Het optreden van tenminste drie opeenvolgende risicofactoren lijkt, in samenhang met genetische vatbaarheid voor MS, te leiden tot de ontwikkeling van MS. Als dit klopt, zou het opheffen of modificeren van een van deze risicofactoren de ontwikkeling van MS in de toekomst wellicht kunnen voorkomen.

Het vóórkomen en de verspreiding van MS binnen en tussen populaties is aan het veranderen: er is bijvoorbeeld een toename van mensen met MS en de seks-ratio verschuift. Een onderzoeker uit Californië schreef daarom een nieuw hoofdstuk over de epidemiologie van MS voor een handboek voor klinische neurologie en vatte hierin de meeste recente inzichten samen. De onderzoeker draaide ook een computermodel om de pathogenese* van MS te modelleren. Hieruit bleek het volgende:

Zowel genetische aanleg als omgevingsfactoren zijn betrokken bij het ontstaan en de verloop van MS.

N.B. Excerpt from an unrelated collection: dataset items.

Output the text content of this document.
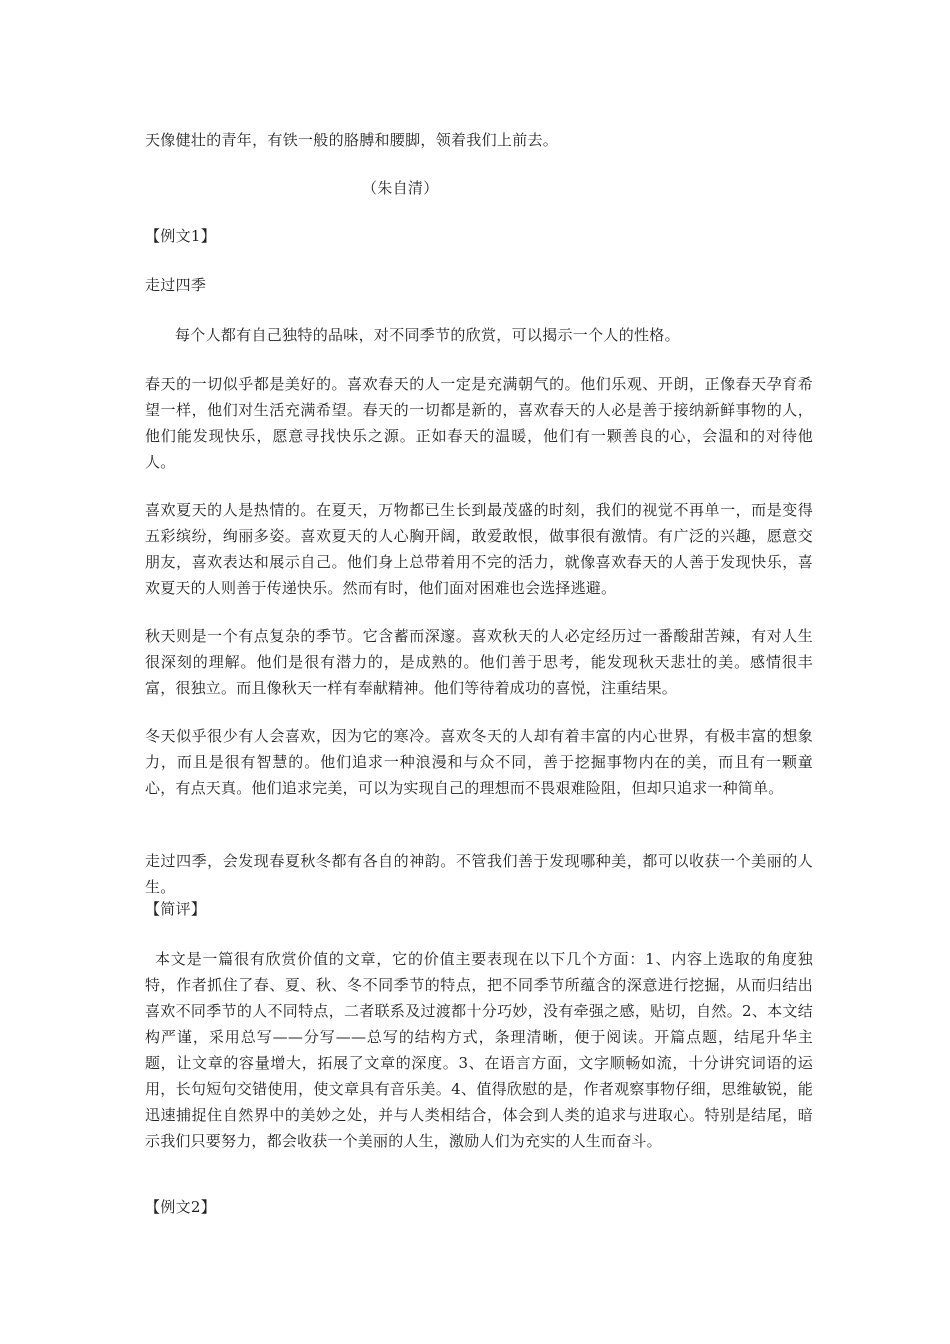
天像健壮的青年，有铁一般的胳膊和腰脚，领着我们上前去。
（朱自清）
【例文1】
走过四季
每个人都有自己独特的品味，对不同季节的欣赏，可以揭示一个人的性格。
春天的一切似乎都是美好的。喜欢春天的人一定是充满朝气的。他们乐观、开朗，正像春天孕育希望一样，他们对生活充满希望。春天的一切都是新的，喜欢春天的人必是善于接纳新鲜事物的人，他们能发现快乐，愿意寻找快乐之源。正如春天的温暖，他们有一颗善良的心，会温和的对待他人。
喜欢夏天的人是热情的。在夏天，万物都已生长到最茂盛的时刻，我们的视觉不再单一，而是变得五彩缤纷，绚丽多姿。喜欢夏天的人心胸开阔，敢爱敢恨，做事很有激情。有广泛的兴趣，愿意交朋友，喜欢表达和展示自己。他们身上总带着用不完的活力，就像喜欢春天的人善于发现快乐，喜欢夏天的人则善于传递快乐。然而有时，他们面对困难也会选择逃避。
秋天则是一个有点复杂的季节。它含蓄而深邃。喜欢秋天的人必定经历过一番酸甜苦辣，有对人生很深刻的理解。他们是很有潜力的，是成熟的。他们善于思考，能发现秋天悲壮的美。感情很丰富，很独立。而且像秋天一样有奉献精神。他们等待着成功的喜悦，注重结果。
冬天似乎很少有人会喜欢，因为它的寒冷。喜欢冬天的人却有着丰富的内心世界，有极丰富的想象力，而且是很有智慧的。他们追求一种浪漫和与众不同，善于挖掘事物内在的美，而且有一颗童心，有点天真。他们追求完美，可以为实现自己的理想而不畏艰难险阻，但却只追求一种简单。
走过四季，会发现春夏秋冬都有各自的神韵。不管我们善于发现哪种美，都可以收获一个美丽的人生。
【简评】
本文是一篇很有欣赏价值的文章，它的价值主要表现在以下几个方面：1、内容上选取的角度独特，作者抓住了春、夏、秋、冬不同季节的特点，把不同季节所蕴含的深意进行挖掘，从而归结出喜欢不同季节的人不同特点，二者联系及过渡都十分巧妙，没有牵强之感，贴切，自然。2、本文结构严谨，采用总写——分写——总写的结构方式，条理清晰，便于阅读。开篇点题，结尾升华主题，让文章的容量增大，拓展了文章的深度。3、在语言方面，文字顺畅如流，十分讲究词语的运用，长句短句交错使用，使文章具有音乐美。4、值得欣慰的是，作者观察事物仔细，思维敏锐，能迅速捕捉住自然界中的美妙之处，并与人类相结合，体会到人类的追求与进取心。特别是结尾，暗示我们只要努力，都会收获一个美丽的人生，激励人们为充实的人生而奋斗。
【例文2】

Drie opeenvolgende omgevingsfactoren

Drie (of zelfs meer) opeenvolgende omgevingsfactoren zijn betrokken. De eerste speelt rondom de geboorte, de tweede tijdens kindertijd / adolescentie en de derde in de tijd daarna.

Vitamine D tekort en Epstein-Barr virus infectie lijken belangrijke factoren rondom de geboorte en kindertijd / adolescentie.

Andere factoren zoals overgewicht en roken lijken ook onderdeel te zijn van het causale schema.

Het computermodel laat zien dat genetische aanleg veruit de belangrijkste voorspeller is van MS. Echter, tenminste 92.5% van de mensen met genetische aanleg (en waarschijnlijk nog veel meer) ontwikkelen nooit MS, onafhankelijk van hun omgeving.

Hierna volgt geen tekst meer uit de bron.